Filipino internet personality (born 1991)

Phillip Te Hernandez (born September 27, 1991), known as Davao Conyo, is a Filipino content creator from Davao City. He created comedy skits and previously made dubbed videos that use a mix of English, Bisayan languages and local Davao Tagalog.

== Early life and career ==
Hernandez is from Davao City. He grew up with his mother and two sisters. He worked as a home-based virtual assistant before becoming a full-time content creator.

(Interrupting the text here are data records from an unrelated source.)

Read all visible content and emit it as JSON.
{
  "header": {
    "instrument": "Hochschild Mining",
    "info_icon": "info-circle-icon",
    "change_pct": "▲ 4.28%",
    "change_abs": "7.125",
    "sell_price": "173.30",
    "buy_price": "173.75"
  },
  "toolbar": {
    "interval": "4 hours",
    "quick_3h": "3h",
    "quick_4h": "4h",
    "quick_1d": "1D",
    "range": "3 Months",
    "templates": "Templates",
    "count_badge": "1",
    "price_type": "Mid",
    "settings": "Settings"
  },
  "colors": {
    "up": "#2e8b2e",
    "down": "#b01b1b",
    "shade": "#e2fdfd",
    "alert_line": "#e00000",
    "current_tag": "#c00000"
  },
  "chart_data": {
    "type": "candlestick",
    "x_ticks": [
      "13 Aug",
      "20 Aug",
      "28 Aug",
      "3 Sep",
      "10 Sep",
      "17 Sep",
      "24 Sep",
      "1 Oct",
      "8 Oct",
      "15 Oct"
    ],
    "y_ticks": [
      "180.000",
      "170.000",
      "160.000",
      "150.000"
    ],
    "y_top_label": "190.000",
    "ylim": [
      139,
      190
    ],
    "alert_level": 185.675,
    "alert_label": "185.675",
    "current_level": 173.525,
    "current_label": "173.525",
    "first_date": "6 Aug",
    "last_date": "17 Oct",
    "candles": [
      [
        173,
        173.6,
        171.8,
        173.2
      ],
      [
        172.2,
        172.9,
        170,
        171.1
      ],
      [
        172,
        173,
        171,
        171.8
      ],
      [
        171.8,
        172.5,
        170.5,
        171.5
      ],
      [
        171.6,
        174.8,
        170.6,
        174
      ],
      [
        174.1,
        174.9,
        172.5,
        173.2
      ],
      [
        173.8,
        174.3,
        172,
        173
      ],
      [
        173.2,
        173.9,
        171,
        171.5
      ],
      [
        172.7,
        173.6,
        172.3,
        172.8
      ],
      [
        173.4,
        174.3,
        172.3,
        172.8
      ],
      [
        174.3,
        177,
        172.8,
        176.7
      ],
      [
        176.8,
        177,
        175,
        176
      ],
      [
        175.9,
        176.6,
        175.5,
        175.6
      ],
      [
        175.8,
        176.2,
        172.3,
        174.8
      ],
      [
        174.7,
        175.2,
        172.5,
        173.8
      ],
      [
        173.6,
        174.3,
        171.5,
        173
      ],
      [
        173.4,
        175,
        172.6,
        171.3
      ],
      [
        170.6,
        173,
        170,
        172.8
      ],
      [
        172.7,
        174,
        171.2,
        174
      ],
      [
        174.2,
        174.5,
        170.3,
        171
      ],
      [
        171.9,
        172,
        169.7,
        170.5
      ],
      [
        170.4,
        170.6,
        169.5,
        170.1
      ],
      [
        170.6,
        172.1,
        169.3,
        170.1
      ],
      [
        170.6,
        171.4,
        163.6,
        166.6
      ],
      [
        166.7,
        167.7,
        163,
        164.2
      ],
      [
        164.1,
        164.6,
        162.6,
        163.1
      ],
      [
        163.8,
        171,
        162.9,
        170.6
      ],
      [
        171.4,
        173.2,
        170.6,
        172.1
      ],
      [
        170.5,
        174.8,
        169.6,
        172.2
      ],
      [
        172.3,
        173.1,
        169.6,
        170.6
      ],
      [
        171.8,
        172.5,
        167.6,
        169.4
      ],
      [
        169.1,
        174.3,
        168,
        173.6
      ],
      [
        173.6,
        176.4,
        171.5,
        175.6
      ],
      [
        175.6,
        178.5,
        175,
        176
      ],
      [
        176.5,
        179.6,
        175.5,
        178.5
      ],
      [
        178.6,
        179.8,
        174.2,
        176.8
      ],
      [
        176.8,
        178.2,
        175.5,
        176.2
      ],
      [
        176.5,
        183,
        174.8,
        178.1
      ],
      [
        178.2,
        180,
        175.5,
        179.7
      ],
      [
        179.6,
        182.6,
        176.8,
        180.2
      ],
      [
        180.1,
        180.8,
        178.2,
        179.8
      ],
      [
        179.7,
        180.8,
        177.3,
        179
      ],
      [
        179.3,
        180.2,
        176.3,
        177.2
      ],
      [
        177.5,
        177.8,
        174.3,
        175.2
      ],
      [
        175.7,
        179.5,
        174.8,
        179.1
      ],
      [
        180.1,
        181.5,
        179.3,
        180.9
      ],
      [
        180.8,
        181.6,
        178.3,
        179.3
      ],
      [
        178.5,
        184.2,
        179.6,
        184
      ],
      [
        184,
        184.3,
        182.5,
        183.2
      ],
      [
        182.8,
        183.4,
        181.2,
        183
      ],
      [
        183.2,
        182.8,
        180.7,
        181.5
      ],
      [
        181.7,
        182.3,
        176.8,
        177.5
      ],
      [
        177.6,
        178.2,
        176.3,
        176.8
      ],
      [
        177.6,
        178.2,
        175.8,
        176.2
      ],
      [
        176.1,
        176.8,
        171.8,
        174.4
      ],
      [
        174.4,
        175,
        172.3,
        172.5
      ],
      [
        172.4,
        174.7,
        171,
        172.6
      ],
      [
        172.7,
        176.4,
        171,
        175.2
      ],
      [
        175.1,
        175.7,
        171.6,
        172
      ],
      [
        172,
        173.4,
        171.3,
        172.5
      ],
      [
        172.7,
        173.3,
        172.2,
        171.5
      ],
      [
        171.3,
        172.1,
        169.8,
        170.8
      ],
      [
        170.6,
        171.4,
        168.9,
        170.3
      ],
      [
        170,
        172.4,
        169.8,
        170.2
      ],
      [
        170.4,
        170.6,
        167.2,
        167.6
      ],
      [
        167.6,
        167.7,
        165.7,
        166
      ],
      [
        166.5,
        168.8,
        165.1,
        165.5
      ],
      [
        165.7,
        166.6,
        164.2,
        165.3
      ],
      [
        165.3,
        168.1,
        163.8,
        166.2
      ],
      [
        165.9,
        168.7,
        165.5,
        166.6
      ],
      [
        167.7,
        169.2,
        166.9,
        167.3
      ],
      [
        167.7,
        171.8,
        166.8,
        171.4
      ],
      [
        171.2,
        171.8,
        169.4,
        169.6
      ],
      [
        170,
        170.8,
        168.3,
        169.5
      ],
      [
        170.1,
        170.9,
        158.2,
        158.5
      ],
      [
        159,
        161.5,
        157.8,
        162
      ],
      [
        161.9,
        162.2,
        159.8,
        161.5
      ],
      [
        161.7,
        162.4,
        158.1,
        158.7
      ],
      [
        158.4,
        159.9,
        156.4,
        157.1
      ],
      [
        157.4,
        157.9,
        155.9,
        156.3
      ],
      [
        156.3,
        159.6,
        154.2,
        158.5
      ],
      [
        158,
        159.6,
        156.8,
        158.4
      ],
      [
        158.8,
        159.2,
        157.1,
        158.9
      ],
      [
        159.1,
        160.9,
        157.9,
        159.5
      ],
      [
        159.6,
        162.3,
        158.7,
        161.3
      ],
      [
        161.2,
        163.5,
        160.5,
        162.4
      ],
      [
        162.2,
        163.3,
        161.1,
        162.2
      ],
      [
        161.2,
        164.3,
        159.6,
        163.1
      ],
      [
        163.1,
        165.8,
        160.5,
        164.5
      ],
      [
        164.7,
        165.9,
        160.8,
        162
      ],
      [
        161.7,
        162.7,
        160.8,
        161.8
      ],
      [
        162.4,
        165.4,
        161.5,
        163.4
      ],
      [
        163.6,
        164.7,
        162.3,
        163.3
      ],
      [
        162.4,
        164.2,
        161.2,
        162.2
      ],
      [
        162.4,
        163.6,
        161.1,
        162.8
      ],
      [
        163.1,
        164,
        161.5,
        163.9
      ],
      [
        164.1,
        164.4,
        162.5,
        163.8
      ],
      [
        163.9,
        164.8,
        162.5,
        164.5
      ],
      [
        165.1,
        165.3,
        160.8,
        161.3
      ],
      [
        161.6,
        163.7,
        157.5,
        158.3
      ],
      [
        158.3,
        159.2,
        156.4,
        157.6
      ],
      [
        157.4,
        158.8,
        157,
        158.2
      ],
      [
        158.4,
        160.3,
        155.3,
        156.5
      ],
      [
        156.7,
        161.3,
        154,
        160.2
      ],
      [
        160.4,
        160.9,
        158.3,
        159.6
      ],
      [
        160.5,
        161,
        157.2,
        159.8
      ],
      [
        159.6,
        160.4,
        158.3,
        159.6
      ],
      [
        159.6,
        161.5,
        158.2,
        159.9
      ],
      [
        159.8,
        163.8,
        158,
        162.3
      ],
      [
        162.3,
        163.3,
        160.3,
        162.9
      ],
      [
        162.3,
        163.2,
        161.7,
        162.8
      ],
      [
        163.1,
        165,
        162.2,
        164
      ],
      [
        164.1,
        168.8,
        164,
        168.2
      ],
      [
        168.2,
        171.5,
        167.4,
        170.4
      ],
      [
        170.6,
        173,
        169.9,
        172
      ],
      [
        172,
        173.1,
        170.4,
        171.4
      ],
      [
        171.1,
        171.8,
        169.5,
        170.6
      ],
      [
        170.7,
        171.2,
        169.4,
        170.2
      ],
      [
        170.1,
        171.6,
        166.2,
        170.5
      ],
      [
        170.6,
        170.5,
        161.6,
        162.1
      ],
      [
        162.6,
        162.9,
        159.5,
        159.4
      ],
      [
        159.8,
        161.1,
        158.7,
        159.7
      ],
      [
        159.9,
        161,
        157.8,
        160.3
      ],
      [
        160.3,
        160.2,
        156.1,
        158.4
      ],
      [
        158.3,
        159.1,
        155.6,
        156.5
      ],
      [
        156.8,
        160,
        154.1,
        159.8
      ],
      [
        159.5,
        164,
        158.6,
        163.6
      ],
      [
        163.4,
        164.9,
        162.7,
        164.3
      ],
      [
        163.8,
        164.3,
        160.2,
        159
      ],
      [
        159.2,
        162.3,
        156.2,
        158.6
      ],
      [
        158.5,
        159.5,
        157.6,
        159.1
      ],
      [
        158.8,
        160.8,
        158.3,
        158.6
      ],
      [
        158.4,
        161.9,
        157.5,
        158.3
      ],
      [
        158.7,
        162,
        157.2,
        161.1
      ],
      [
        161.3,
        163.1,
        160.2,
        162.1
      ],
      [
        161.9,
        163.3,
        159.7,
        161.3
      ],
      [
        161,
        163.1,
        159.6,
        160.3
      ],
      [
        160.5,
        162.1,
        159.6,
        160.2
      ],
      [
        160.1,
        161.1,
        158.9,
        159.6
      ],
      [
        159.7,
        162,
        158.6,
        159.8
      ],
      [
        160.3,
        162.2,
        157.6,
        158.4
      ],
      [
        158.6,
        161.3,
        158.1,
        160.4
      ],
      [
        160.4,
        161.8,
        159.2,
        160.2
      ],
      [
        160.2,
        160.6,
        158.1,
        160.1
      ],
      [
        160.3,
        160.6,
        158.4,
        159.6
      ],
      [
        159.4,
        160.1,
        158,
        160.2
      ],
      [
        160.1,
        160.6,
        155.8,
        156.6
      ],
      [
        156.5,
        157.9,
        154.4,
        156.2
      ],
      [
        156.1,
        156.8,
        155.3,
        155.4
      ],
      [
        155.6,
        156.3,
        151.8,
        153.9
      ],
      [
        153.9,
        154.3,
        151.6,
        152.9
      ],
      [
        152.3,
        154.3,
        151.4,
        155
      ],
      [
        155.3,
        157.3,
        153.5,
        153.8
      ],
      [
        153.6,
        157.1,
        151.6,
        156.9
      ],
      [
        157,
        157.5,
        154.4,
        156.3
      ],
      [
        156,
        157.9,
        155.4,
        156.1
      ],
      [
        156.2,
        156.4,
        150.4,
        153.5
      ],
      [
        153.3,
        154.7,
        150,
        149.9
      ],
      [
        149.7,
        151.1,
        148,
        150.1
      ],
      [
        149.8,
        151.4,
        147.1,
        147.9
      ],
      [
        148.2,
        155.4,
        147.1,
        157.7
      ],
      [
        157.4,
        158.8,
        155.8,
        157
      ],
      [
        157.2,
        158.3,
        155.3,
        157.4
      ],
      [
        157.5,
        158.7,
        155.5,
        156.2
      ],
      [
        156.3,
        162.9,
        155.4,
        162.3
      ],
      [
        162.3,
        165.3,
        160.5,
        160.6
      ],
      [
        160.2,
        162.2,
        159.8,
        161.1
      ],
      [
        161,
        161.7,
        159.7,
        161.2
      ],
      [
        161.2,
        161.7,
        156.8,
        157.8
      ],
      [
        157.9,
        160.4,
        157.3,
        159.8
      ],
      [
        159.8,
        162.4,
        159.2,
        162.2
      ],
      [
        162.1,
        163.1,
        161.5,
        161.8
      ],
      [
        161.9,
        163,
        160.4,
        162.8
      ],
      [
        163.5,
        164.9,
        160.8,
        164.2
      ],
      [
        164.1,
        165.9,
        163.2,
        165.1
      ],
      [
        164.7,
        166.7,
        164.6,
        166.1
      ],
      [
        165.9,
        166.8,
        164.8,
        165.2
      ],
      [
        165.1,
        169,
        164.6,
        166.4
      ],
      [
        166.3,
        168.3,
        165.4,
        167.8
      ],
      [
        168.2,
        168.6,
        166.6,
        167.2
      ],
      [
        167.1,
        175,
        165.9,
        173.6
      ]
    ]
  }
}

He began uploading videos in 2017. An early video was a dubbed and rewritten scene from the film Four Sisters and a Wedding performed in Davao Tagalog. He described himself as an introvert who fueled the extroverted Davao Conyo personality. He keeps his filming process extremely private, barring even his boyfriend from watching his works in progress.

After earning from online content, he left his job and later moved to Manila. By 2024 his accounts on Facebook, TikTok, Instagram, and YouTube had several million followers in total. He maintains a private personal life, working independently.

== Content ==
Hernandez’s skits focuses on a "Dabawenyos" dialect with language mismashing Tagalog, Bisaya and English. The content and his stage name play on the tension between different languages, such as the word Conyo being a vulgar term in Spanish. His skits focus on real life situations and relatable characters. His videos feature multiple personas with different tones to reflect social quirks.

In December 2024 he declined a request to create a parody related to a public controversy. He stated that making fun of a person who is going through a difficult situation for the purpose of gaining views is "lazy and malicious".